Charging no-shows a fee

June 26, 2008

I just read the article on no-shows by Dr. Eric Shore (June 6, 2008 issue). I share his concern regarding physicians’ liability when patients neither arrive for their appointment nor cancel. There is an added expense for physicians to follow up on these unreliable patients. What are the legalities of charging no-shows a fee, and what is Medicare’s stance on this?

Q. I just read the article on no-shows by Dr. Eric Shore (June 6, 2008 issue). I share his concern regarding physicians’ liability when patients neither arrive for their appointment nor cancel. There is an added expense for physicians to follow up on these unreliable patients. What are the legalities of chargingno-shows a fee, and what is Medicare’s stance on this?

A. Generally speaking, there is no prohibition against charging no-shows a fee. As you mentioned, there are costs involved (chart pulling, scheduling, follow-ups, as well as the “opportunity cost” of not being able to schedule another patient in that time slot). There are two important caveats regarding these charges, however. First, you will need to check your third-party-payer contracts because there may be a prohibition for such charges. If so, you may want to renegotiate the contract to include no-show fees when it is up for renewal. Secondly, you must let patients know, in advance, that there is a charge for no-shows, and what that charge is. You must also inform patients that these charges are not for a “covered service” under their insurer or Medicare/Medicaid and, as such, will not be billed to them.

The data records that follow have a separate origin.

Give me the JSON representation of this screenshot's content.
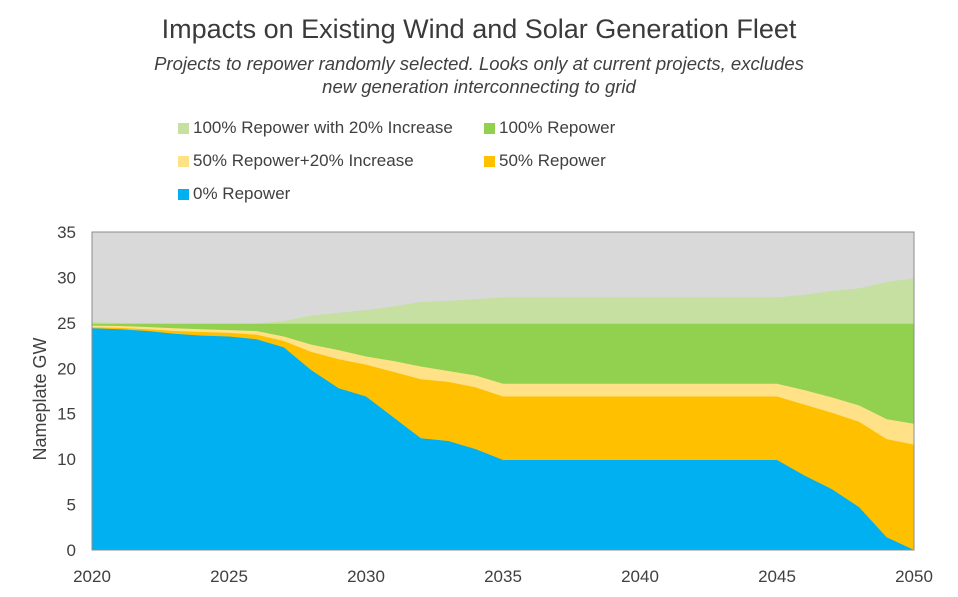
{
  "chart_data": {
    "type": "area",
    "stacked": true,
    "title": "Impacts on Existing Wind and Solar Generation Fleet",
    "subtitle_line1": "Projects to repower randomly selected. Looks only at current projects, excludes",
    "subtitle_line2": "new generation interconnecting to grid",
    "xlabel": "",
    "ylabel": "Nameplate GW",
    "xlim": [
      2020,
      2050
    ],
    "ylim": [
      0,
      35
    ],
    "xticks": [
      2020,
      2025,
      2030,
      2035,
      2040,
      2045,
      2050
    ],
    "yticks": [
      0,
      5,
      10,
      15,
      20,
      25,
      30,
      35
    ],
    "plot_background": "#d9d9d9",
    "x": [
      2020,
      2021,
      2022,
      2023,
      2024,
      2025,
      2026,
      2027,
      2028,
      2029,
      2030,
      2031,
      2032,
      2033,
      2034,
      2035,
      2036,
      2037,
      2038,
      2039,
      2040,
      2041,
      2042,
      2043,
      2044,
      2045,
      2046,
      2047,
      2048,
      2049,
      2050
    ],
    "series": [
      {
        "name": "0% Repower",
        "color": "#00b0f0",
        "values": [
          24.4,
          24.3,
          24.1,
          23.8,
          23.6,
          23.5,
          23.2,
          22.3,
          19.8,
          17.8,
          16.9,
          14.6,
          12.3,
          12.0,
          11.1,
          9.9,
          9.9,
          9.9,
          9.9,
          9.9,
          9.9,
          9.9,
          9.9,
          9.9,
          9.9,
          9.9,
          8.2,
          6.7,
          4.7,
          1.4,
          0.0
        ]
      },
      {
        "name": "50% Repower",
        "color": "#ffc000",
        "values": [
          24.5,
          24.45,
          24.3,
          24.1,
          24.0,
          23.9,
          23.7,
          23.0,
          21.8,
          21.0,
          20.4,
          19.6,
          18.8,
          18.5,
          17.9,
          16.9,
          16.9,
          16.9,
          16.9,
          16.9,
          16.9,
          16.9,
          16.9,
          16.9,
          16.9,
          16.9,
          16.0,
          15.1,
          14.1,
          12.2,
          11.6
        ]
      },
      {
        "name": "50% Repower+20% Increase",
        "color": "#ffe188",
        "values": [
          24.7,
          24.65,
          24.55,
          24.4,
          24.3,
          24.2,
          24.1,
          23.5,
          22.6,
          22.0,
          21.3,
          20.8,
          20.2,
          19.7,
          19.2,
          18.3,
          18.3,
          18.3,
          18.3,
          18.3,
          18.3,
          18.3,
          18.3,
          18.3,
          18.3,
          18.3,
          17.6,
          16.8,
          15.9,
          14.4,
          13.9
        ]
      },
      {
        "name": "100% Repower",
        "color": "#92d050",
        "values": [
          24.9,
          24.9,
          24.9,
          24.9,
          24.9,
          24.9,
          24.9,
          24.9,
          24.9,
          24.9,
          24.9,
          24.9,
          24.9,
          24.9,
          24.9,
          24.9,
          24.9,
          24.9,
          24.9,
          24.9,
          24.9,
          24.9,
          24.9,
          24.9,
          24.9,
          24.9,
          24.9,
          24.9,
          24.9,
          24.9,
          24.9
        ]
      },
      {
        "name": "100% Repower with 20% Increase",
        "color": "#c5e0a0",
        "values": [
          25.1,
          25.0,
          24.95,
          24.9,
          24.9,
          24.9,
          24.9,
          25.2,
          25.8,
          26.1,
          26.4,
          26.8,
          27.3,
          27.4,
          27.6,
          27.8,
          27.8,
          27.8,
          27.8,
          27.8,
          27.8,
          27.8,
          27.8,
          27.8,
          27.8,
          27.8,
          28.1,
          28.5,
          28.8,
          29.5,
          29.9
        ]
      }
    ],
    "legend": [
      {
        "label": "100% Repower with 20% Increase",
        "color": "#c5e0a0"
      },
      {
        "label": "100% Repower",
        "color": "#92d050"
      },
      {
        "label": "50% Repower+20% Increase",
        "color": "#ffe188"
      },
      {
        "label": "50% Repower",
        "color": "#ffc000"
      },
      {
        "label": "0% Repower",
        "color": "#00b0f0"
      }
    ],
    "legend_position": "top"
  }
}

This should be printed on all of your bills to the patients, and posted in a prominent location in your office.

With these caveats in mind, there should be no legal reason why you cannot charge a reasonable fee for no-shows.

Eric E. Shore

Eric Shore, an attorney concentrating in healthcare law, is a founding member and partner in the law firm of Kane & Shore, LLC in Philadelphia. Before entering the full-time practice of law, he practiced internal medicine for more than 25 years and earned an MBA in healthcare management. He has been medical director at several long term care facilities, a hospital chief of service, and a medical staff officer, as well as being a fellow of the American College of Legal Medicine, the American Academy of Family Physicians, and the American College of Medical Quality. He can be reached at eshore@KaneShore.com,or 610-664-4182.

The answers to these queries are general opinions and are not intended as substitutes for legal advice. You should not rely on these replies in making decisions involving questions of law, but should instead consult with competent legal counsel.